AT&T's highly-publicized Time Warner mega-merger is allowed to stand, according to a federal appeals judge who ruled in favor of AT&T once again in its battle over its "vertical" acquisition with the Justice Department.

More than two years after AT&T first announced its intent to acquire entertainment giant Time Warner and seven months after a judge cleared the carrier's $85.4 billion Time Warner mega-merger, AT&T defeated the U.S. Department of Justice's bid to overturn the deal.

A federal appeals judge once again ruled in favor of AT&T on Tuesday, saying that the merger can be allowed to stand.

“The merger of these innovative companies has already yielded significant consumer benefits, and it will continue to do so for years to come," said David McAtee, AT&T’s general counsel, in a statement on Tuesday. "While we respect the important role that the U.S. Department of Justice plays in the merger review process, we trust that today’s unanimous decision from the D.C. Circuit will end this litigation.”

[Related: 5 Things Partners Need To Know About The AT&T/Time Warner Merger]

The deal, which has spent nearly two and a half years in the spotlight, has been considered a landmark case that could have an impact on merger and acquisition activity in the tech and telecom space.

AT&T first announced in October 2016 its intent to acquire Time Warner for its media content assets. The Department of Justice sued to block the deal in 2017, citing concerns that the merger between the two industry leaders would hurt competition and allow AT&T room to raise prices on its customers. Following a six-week long court battle, U.S. District Court Judge Richard Leon ruled in favor AT&T, giving the carrier the green light to go ahead with its $85.4 billion mega-merger without any conditions.

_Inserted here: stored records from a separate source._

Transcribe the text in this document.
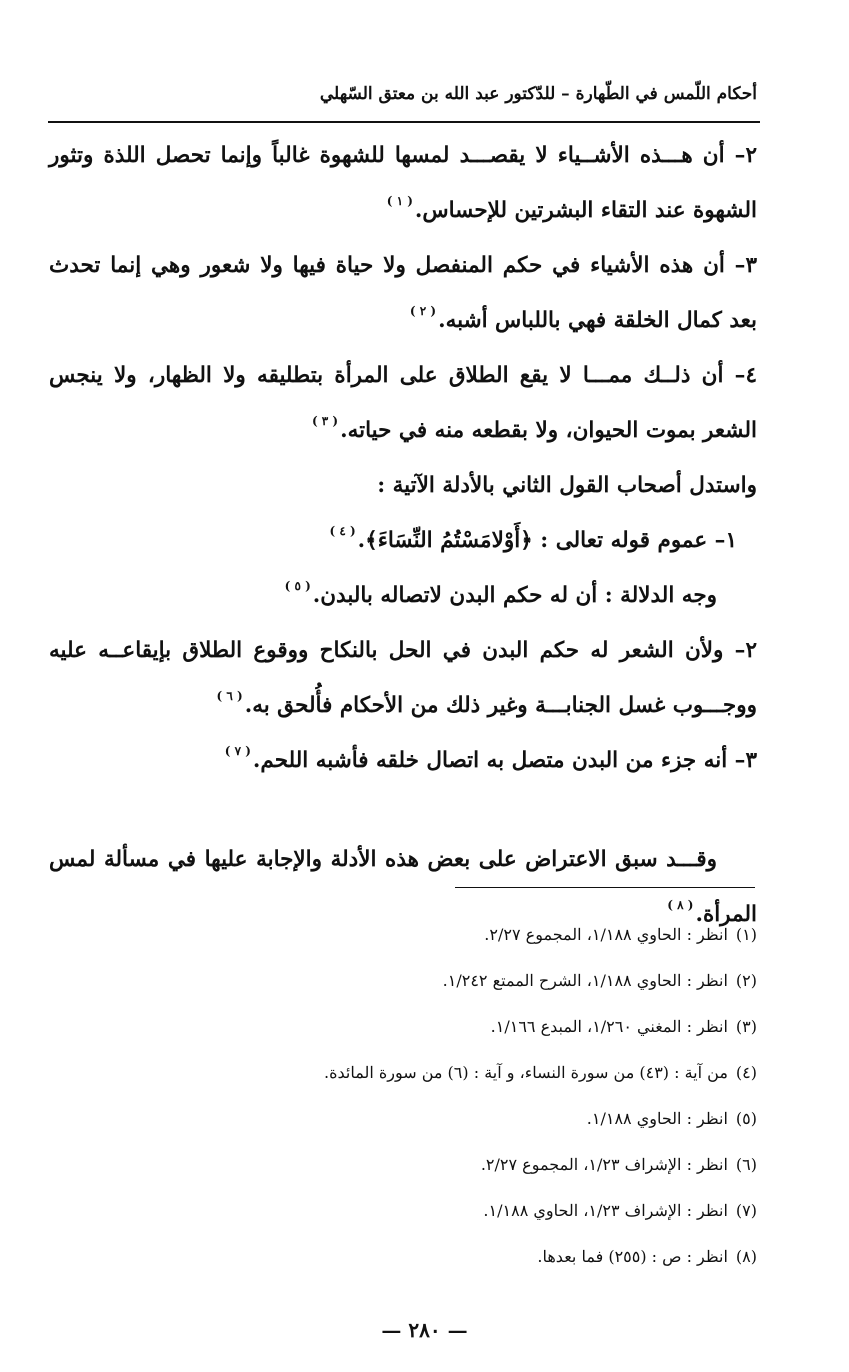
أحكام اللّمس في الطّهارة – للدّكتور عبد الله بن معتق السّهلي

٢– أن هـــذه الأشــياء لا يقصـــد لمسها للشهوة غالباً وإنما تحصل اللذة وتثور الشهوة عند التقاء البشرتين للإحساس.$^{( ١ )}$

٣– أن هذه الأشياء في حكم المنفصل ولا حياة فيها ولا شعور وهي إنما تحدث بعد كمال الخلقة فهي باللباس أشبه.$^{( ٢ )}$

٤– أن ذلــك ممـــا لا يقع الطلاق على المرأة بتطليقه ولا الظهار، ولا ينجس الشعر بموت الحيوان، ولا بقطعه منه في حياته.$^{( ٣ )}$

واستدل أصحاب القول الثاني بالأدلة الآتية :

١– عموم قوله تعالى : ﴿أَوْلامَسْتُمُ النِّسَاءَ﴾.$^{( ٤ )}$

وجه الدلالة : أن له حكم البدن لاتصاله بالبدن.$^{( ٥ )}$

٢– ولأن الشعر له حكم البدن في الحل بالنكاح ووقوع الطلاق بإيقاعــه عليه ووجـــوب غسل الجنابـــة وغير ذلك من الأحكام فأُلحق به.$^{( ٦ )}$

٣– أنه جزء من البدن متصل به اتصال خلقه فأشبه اللحم.$^{( ٧ )}$

وقـــد سبق الاعتراض على بعض هذه الأدلة والإجابة عليها في مسألة لمس المرأة.$^{( ٨ )}$

(١)انظر : الحاوي ١/١٨٨، المجموع ٢/٢٧.
(٢)انظر : الحاوي ١/١٨٨، الشرح الممتع ١/٢٤٢.
(٣)انظر : المغني ١/٢٦٠، المبدع ١/١٦٦.
(٤)من آية : (٤٣) من سورة النساء، و آية : (٦) من سورة المائدة.
(٥)انظر : الحاوي ١/١٨٨.
(٦)انظر : الإشراف ١/٢٣، المجموع ٢/٢٧.
(٧)انظر : الإشراف ١/٢٣، الحاوي ١/١٨٨.
(٨)انظر : ص : (٢٥٥) فما بعدها.
— ٢٨٠ —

The DOJ in July filed a motion to appeal the case, after AT&T formally closed the deal after the court's decision in June. Time Warner has since been integrated into AT&T's portfolio in a group called WarnerMedia, which includes Turner, Home Box Office and Warner Bros. business units. AT&T in January reported that

Total WarnerMedia revenue was up 5.9 percent to $9.2 billion during its Q4 2018.

AT&T CEO Randall Stephenson said during the carrier's fourth-quarter 2018 earnings call in January that the carrier's top priority for last year and 2019 is to drive down debt from its Time Warner acquisition.

AT&T, for its part, has consistently pushed back against the DOJ's claims that it would remove competition in the market. The carrier has called the deal a "vertical" acquisition, meaning it would merge two companies that don't directly compete against one another.